Cela entraînerait également un grand nombre de suppressions d’emplois et de fermetures de succursales, ce qui pourrait être désagréable aux yeux des électeurs et des syndicats allemands.
Deutsche Bank n’est pas non plus dans la meilleure position pour acheter Commerzbank, d’autant plus qu’elle devrait payer en espèces des actions détenues par le gouvernement ou sur le marché libre.
Une telle décision perturberait le projet de restituer 8 milliards d’euros aux actionnaires d’ici 2025, que la plus grande banque allemande a suspendu plus tôt cette année après avoir subi une perte de 1,3 milliard d’euros à la suite d’un procès de longue date. Le patron de Deutsche Bank, Christian Sewing, a déclaré plus tôt ce mois-ci qu’il n’était pas perturbé par une éventuelle reprise de Commerzbank par UniCredit. « La concurrence est bonne pour les affaires », a-t-il déclaré.
D’autres banques, comme la française BNP Paribas, l’espagnole Santander et la néerlandaise ING, pourraient également être incitées à faire une offre.
Ces banques n’ont pas d’activités en Allemagne de la taille de HypoVereinsbank, filiale d’UniCredit, et une telle fusion ne bénéficierait donc pas des mêmes synergies. Entrer dans une guerre d’enchères avec un concurrent détenant une participation de 21 pour cent est une autre complication.
Que peut faire Commerzbank ?
Orcel a dévoilé sa première initiative sur Commerzbank quelques heures après que la banque allemande a annoncé que son directeur partirait d’ici la fin de l’année prochaine.
Commerzbank n’a pas encore annoncé de successeur qui pourrait défendre la stratégie autonome du prêteur et rallier le soutien des investisseurs.
Au lieu de cela, c’est la directrice financière Bettina Orlopp qui a pris la tête de la défense de la banque.
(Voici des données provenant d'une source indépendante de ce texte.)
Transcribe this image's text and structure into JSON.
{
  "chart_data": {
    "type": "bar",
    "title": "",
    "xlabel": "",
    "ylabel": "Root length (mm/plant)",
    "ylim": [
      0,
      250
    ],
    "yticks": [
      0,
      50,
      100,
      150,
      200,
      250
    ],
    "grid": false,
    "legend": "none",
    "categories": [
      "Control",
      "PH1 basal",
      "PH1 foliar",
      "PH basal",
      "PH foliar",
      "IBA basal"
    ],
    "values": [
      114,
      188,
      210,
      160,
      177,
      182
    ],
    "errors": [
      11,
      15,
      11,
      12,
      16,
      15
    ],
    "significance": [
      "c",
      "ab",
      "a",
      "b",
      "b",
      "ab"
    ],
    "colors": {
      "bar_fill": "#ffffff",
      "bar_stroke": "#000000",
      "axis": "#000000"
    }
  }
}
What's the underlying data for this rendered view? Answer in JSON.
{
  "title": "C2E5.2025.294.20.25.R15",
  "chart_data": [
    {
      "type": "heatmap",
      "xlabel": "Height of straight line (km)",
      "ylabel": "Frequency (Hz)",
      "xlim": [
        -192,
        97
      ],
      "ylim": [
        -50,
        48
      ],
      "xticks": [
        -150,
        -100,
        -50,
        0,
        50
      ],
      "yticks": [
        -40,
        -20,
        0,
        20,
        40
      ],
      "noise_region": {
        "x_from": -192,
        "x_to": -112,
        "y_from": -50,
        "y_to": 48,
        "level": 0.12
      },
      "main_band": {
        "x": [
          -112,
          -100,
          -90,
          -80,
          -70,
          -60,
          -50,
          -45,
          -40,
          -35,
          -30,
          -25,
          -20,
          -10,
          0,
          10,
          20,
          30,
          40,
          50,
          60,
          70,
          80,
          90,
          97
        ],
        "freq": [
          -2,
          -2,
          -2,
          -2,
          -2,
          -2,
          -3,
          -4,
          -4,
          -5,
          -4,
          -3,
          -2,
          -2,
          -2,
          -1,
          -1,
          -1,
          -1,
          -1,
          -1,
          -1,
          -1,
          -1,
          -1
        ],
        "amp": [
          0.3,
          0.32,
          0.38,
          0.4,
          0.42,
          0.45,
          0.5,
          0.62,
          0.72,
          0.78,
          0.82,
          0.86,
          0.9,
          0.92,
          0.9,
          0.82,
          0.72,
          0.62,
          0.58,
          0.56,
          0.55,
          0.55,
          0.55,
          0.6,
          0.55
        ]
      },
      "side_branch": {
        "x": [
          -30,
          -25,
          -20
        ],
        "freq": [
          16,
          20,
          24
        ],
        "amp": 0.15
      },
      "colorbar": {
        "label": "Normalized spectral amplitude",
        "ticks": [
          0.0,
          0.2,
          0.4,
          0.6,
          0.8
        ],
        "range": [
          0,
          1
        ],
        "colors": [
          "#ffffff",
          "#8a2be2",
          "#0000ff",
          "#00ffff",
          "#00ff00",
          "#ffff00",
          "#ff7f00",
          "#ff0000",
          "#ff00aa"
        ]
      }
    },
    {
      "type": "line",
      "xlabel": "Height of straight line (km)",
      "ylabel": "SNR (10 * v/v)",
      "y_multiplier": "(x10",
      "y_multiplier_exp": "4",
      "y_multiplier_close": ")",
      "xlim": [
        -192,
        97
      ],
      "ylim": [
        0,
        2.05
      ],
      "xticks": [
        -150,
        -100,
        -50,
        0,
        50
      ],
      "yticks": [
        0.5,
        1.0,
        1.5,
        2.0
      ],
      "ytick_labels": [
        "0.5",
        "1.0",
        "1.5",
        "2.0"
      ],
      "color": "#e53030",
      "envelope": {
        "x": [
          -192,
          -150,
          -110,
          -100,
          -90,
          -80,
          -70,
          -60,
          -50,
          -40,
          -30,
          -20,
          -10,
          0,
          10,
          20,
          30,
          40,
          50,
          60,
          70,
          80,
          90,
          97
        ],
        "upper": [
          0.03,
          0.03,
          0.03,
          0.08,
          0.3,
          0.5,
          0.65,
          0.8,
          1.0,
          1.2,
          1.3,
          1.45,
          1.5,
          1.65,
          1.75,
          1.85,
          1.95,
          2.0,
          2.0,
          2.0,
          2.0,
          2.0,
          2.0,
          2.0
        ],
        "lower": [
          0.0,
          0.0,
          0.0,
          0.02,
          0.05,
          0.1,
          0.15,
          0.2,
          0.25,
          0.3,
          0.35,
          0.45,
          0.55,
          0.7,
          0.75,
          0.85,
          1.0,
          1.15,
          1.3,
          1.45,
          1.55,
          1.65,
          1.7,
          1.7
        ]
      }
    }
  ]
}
Même les initiés qui se montrent sceptiques quant à un éventuel rapprochement reconnaissent qu’il sera quasiment impossible de présenter une stratégie autonome aussi attractive financièrement qu’une fusion. Une fusion avec HypoVereinsbank permettrait de réaliser des milliards d’euros d’économies de coûts et d’économies d’échelle.
La banque pourrait inventer une pilule empoisonnée pour faire capoter l’accord – par exemple en acceptant de vendre sa banque d’affaires à Deutsche Bank en échange d’une participation dans son rival.
Mais des personnes proches de Commerzbank ont déclaré au Financial Times que la direction « ne ferait rien de fou » pour faire dérailler une offre d’UniCredit si elle se faisait au détriment de la franchise de Commerzbank.
L’alternative pourrait être d’essayer d’obtenir une prime de rachat généreuse d’Orcel, ainsi que des garanties pour conserver la prise de décision et une cotation des activités allemandes à Francfort.